La conexión de Patricia López Arnaiz con el personaje interpretado por Irene Vigüez es muy fuerte dentro de la película. Las dos logran hacernos ver la claridad de sus ideas con la mirada. Todas las acciones parecen confluir en un cruce del que ya es demasiado tarde para escapar. Y precisamente la bondad lleva a los personajes a una zona sumida en la oscuridad.

El camino arranca con las dudas pero de repente surge durante la historia que esta opción es la única. Esta o nada. ¿Me atrevo a abrir la caja de pandora o me encuentro protegida en un sitio en el que ya sé cómo vivir? En el momento en que tú te atreves a dar el paso se abren tantas heridas que solo hay una convicción. Ya veremos qué opinión genera Adela. No hemos pensado en hacer un personaje turbio o con maldad. Manuel ha trabajado conmigo muchas situaciones hasta hacerme entender que todos los personajes nos movíamos por amor. Es una huída hacia delante y no hay más opción.

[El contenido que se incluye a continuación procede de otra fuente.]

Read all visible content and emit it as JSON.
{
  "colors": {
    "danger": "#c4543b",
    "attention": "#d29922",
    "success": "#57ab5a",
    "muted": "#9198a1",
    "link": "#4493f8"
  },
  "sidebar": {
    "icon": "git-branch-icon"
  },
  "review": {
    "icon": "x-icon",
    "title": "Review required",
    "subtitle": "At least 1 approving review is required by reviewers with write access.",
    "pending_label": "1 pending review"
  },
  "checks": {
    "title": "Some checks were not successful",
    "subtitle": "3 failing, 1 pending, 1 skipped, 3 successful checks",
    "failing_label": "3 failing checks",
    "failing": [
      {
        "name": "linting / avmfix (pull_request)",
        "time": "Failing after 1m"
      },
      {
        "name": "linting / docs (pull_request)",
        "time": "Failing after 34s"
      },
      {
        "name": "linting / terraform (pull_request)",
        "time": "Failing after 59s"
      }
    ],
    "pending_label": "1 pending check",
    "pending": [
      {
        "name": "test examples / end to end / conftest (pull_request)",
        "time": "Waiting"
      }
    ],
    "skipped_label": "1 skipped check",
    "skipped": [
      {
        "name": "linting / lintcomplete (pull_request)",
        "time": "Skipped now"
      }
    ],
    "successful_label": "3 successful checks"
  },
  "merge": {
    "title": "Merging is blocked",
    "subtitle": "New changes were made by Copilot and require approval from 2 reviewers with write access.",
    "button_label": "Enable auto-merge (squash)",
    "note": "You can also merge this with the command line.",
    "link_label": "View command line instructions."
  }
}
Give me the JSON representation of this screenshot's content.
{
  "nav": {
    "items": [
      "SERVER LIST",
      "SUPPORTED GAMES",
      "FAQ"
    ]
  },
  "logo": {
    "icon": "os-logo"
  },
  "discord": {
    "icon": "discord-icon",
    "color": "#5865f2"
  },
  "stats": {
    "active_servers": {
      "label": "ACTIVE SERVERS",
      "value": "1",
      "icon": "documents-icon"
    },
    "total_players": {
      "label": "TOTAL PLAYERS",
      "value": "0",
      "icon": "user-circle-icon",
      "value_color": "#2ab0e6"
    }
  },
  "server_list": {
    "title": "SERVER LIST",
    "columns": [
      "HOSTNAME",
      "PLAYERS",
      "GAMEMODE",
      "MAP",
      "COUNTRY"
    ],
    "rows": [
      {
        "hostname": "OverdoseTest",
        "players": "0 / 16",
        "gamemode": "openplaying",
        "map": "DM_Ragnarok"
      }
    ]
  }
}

A través de las palabras y el brillo en los ojos de Patricia López Arnaiz, al recordar el rodaje, podemos observar que la producción de esta película ha sido todo un viaje para el equipo. No importa las películas que lleves a tus espaldas. Dar con un director como Manuel Martín Cuenca hace que puedas exprimir al máximo las capacidades interpretativas.